Due to government shutdown delays the Census Bureau is just now releasing it report on Manufacturers' Shipments, Inventories, and Orders for December 2018.
New orders for manufactured goods in December, up following two consecutive monthly decreases, increased $0.3 billion or 0.1 percent to $499.9 billion, the U.S. Census Bureau reported today. This followed a 0.5 percent November decrease. Shipments, down three consecutive months, decreased $0.9 billion or 0.2 percent to $504.9 billion. This followed a 0.5 percent November decrease. Unfilled orders, also down three consecutive months, decreased $0.9 billion or 0.1 percent to $1,180.3 billion. This followed a 0.2 percent November decrease. The unfilled orders‐to‐shipments ratio was 6.55, down from 6.58 in November. Inventories, down two consecutive months, decreased $0.1 billion or virtually unchanged to $681.5 billion. This followed a 0.1 percent November decrease. The inventories‐to‐shipments ratio was 1.35, unchanged from November.
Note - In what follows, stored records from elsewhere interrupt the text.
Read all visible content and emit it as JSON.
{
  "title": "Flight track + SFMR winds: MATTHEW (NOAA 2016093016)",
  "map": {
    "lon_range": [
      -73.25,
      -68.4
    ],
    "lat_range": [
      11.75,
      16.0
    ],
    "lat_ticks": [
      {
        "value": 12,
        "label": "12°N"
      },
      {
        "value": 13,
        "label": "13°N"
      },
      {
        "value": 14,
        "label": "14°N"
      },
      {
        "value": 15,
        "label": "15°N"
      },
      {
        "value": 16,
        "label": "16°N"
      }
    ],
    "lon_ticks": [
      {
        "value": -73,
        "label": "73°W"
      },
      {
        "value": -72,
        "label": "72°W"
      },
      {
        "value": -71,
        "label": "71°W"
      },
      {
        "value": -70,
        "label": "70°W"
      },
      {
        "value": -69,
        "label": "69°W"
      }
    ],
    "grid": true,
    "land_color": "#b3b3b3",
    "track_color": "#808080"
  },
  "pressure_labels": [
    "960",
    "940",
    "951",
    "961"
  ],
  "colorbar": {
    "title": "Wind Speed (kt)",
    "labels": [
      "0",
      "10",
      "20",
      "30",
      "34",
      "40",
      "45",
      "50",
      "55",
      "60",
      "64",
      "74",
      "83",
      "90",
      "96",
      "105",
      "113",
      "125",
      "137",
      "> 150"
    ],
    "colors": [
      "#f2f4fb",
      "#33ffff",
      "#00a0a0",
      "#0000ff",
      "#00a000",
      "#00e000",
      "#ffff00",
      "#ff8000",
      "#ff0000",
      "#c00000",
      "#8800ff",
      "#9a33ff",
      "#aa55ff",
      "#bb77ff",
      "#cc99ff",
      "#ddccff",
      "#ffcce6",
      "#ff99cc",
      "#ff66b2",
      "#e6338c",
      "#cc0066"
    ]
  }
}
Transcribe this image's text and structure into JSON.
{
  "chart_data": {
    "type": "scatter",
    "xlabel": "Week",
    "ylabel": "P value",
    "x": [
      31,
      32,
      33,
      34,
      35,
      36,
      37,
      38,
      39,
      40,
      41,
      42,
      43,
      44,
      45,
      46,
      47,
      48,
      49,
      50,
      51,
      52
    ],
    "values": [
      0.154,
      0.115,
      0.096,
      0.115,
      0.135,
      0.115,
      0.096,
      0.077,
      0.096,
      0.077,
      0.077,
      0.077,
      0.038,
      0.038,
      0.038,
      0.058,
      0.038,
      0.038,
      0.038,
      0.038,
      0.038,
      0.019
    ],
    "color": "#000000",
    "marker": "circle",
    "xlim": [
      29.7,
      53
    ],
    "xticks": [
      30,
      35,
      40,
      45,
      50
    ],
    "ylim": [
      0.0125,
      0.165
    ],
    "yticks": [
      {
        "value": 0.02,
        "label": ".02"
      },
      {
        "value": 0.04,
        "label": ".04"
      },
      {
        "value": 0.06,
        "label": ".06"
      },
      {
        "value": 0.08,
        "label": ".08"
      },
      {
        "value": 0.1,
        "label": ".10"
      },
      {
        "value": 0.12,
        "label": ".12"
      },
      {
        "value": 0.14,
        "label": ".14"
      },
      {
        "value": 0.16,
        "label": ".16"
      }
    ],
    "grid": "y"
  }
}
- Excluding transportation, new orders fell 0.6%.
- Orders for non-defense aircraft and parts rose 28.4% while defense aircraft and parts fell 30.5%.
- Motor vehicles and parts orders rose 2.4%.
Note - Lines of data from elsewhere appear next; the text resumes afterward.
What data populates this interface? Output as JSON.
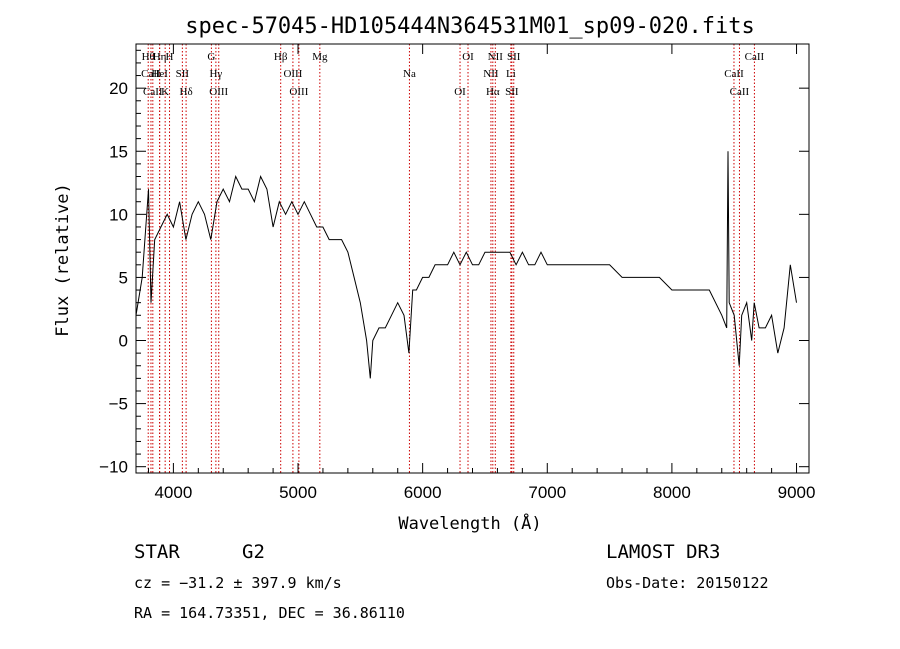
{
  "chart_data": {
    "type": "line",
    "title": "spec-57045-HD105444N364531M01_sp09-020.fits",
    "xlabel": "Wavelength (Å)",
    "ylabel": "Flux (relative)",
    "xlim": [
      3700,
      9100
    ],
    "ylim": [
      -10.5,
      23.5
    ],
    "x_ticks": [
      4000,
      5000,
      6000,
      7000,
      8000,
      9000
    ],
    "x_tick_labels": [
      "4000",
      "5000",
      "6000",
      "7000",
      "8000",
      "9000"
    ],
    "y_ticks": [
      -10,
      -5,
      0,
      5,
      10,
      15,
      20
    ],
    "y_tick_labels": [
      "−10",
      "−5",
      "0",
      "5",
      "10",
      "15",
      "20"
    ],
    "grid": false,
    "spectrum": {
      "name": "flux",
      "x": [
        3700,
        3750,
        3800,
        3820,
        3850,
        3900,
        3950,
        4000,
        4050,
        4100,
        4150,
        4200,
        4250,
        4300,
        4350,
        4400,
        4450,
        4500,
        4550,
        4600,
        4650,
        4700,
        4750,
        4800,
        4850,
        4900,
        4950,
        5000,
        5050,
        5100,
        5150,
        5200,
        5250,
        5300,
        5350,
        5400,
        5450,
        5500,
        5550,
        5580,
        5600,
        5650,
        5700,
        5750,
        5800,
        5850,
        5890,
        5920,
        5950,
        6000,
        6050,
        6100,
        6150,
        6200,
        6250,
        6300,
        6350,
        6400,
        6450,
        6500,
        6550,
        6600,
        6650,
        6700,
        6750,
        6800,
        6850,
        6900,
        6950,
        7000,
        7050,
        7100,
        7150,
        7200,
        7300,
        7400,
        7500,
        7600,
        7700,
        7800,
        7900,
        8000,
        8100,
        8200,
        8300,
        8400,
        8440,
        8450,
        8460,
        8500,
        8540,
        8560,
        8600,
        8640,
        8660,
        8700,
        8750,
        8800,
        8850,
        8900,
        8950,
        9000
      ],
      "values": [
        2,
        5,
        12,
        3,
        8,
        9,
        10,
        9,
        11,
        8,
        10,
        11,
        10,
        8,
        11,
        12,
        11,
        13,
        12,
        12,
        11,
        13,
        12,
        9,
        11,
        10,
        11,
        10,
        11,
        10,
        9,
        9,
        8,
        8,
        8,
        7,
        5,
        3,
        0,
        -3,
        0,
        1,
        1,
        2,
        3,
        2,
        -1,
        4,
        4,
        5,
        5,
        6,
        6,
        6,
        7,
        6,
        7,
        6,
        6,
        7,
        7,
        7,
        7,
        7,
        6,
        7,
        6,
        6,
        7,
        6,
        6,
        6,
        6,
        6,
        6,
        6,
        6,
        5,
        5,
        5,
        5,
        4,
        4,
        4,
        4,
        2,
        1,
        15,
        3,
        2,
        -2,
        2,
        3,
        0,
        3,
        1,
        1,
        2,
        -1,
        1,
        6,
        3
      ]
    },
    "line_markers": [
      {
        "label": "Hθ",
        "x": 3798
      },
      {
        "label": "CaII",
        "x": 3820
      },
      {
        "label": "CaII",
        "x": 3835
      },
      {
        "label": "Hη",
        "x": 3889
      },
      {
        "label": "HeI",
        "x": 3890
      },
      {
        "label": "K",
        "x": 3934
      },
      {
        "label": "H",
        "x": 3969
      },
      {
        "label": "SII",
        "x": 4072
      },
      {
        "label": "Hδ",
        "x": 4102
      },
      {
        "label": "G",
        "x": 4305
      },
      {
        "label": "Hγ",
        "x": 4341
      },
      {
        "label": "OIII",
        "x": 4364
      },
      {
        "label": "Hβ",
        "x": 4861
      },
      {
        "label": "OIII",
        "x": 4959
      },
      {
        "label": "OIII",
        "x": 5007
      },
      {
        "label": "Mg",
        "x": 5175
      },
      {
        "label": "Na",
        "x": 5894
      },
      {
        "label": "OI",
        "x": 6300
      },
      {
        "label": "OI",
        "x": 6364
      },
      {
        "label": "NII",
        "x": 6548
      },
      {
        "label": "Hα",
        "x": 6563
      },
      {
        "label": "NII",
        "x": 6583
      },
      {
        "label": "Li",
        "x": 6708
      },
      {
        "label": "SII",
        "x": 6716
      },
      {
        "label": "SII",
        "x": 6731
      },
      {
        "label": "CaII",
        "x": 8498
      },
      {
        "label": "CaII",
        "x": 8542
      },
      {
        "label": "CaII",
        "x": 8662
      }
    ]
  },
  "footer": {
    "object_class": "STAR",
    "subclass": "G2",
    "redshift": "cz = −31.2 ± 397.9 km/s",
    "coordinates": "RA = 164.73351, DEC =  36.86110",
    "survey": "LAMOST DR3",
    "obs_date": "Obs-Date: 20150122"
  },
  "colors": {
    "axis": "#000000",
    "line": "#000000",
    "marker": "#cc0000"
  }
}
- Core capital goods, defined as non-defense capital goods excluding aircraft fell a sharp 1.0%. Last month core capital goods order fell 1.1%.
- Consumer goods also fell a sharp 1.0%. Last month, consumer goods orders fell 2.4%.
Core capital goods are a measure of future manufacturing expansion or contraction. The decline is troubling.
I suspect a huge auto inventory problem looms with autos.
Transportation orders skewed this report. It's a lot worse than it appears at first glance.
Finally, note that Inventories Soar in December
Wholesales inventories rose 1.1% and retail inventories rose 0.9%.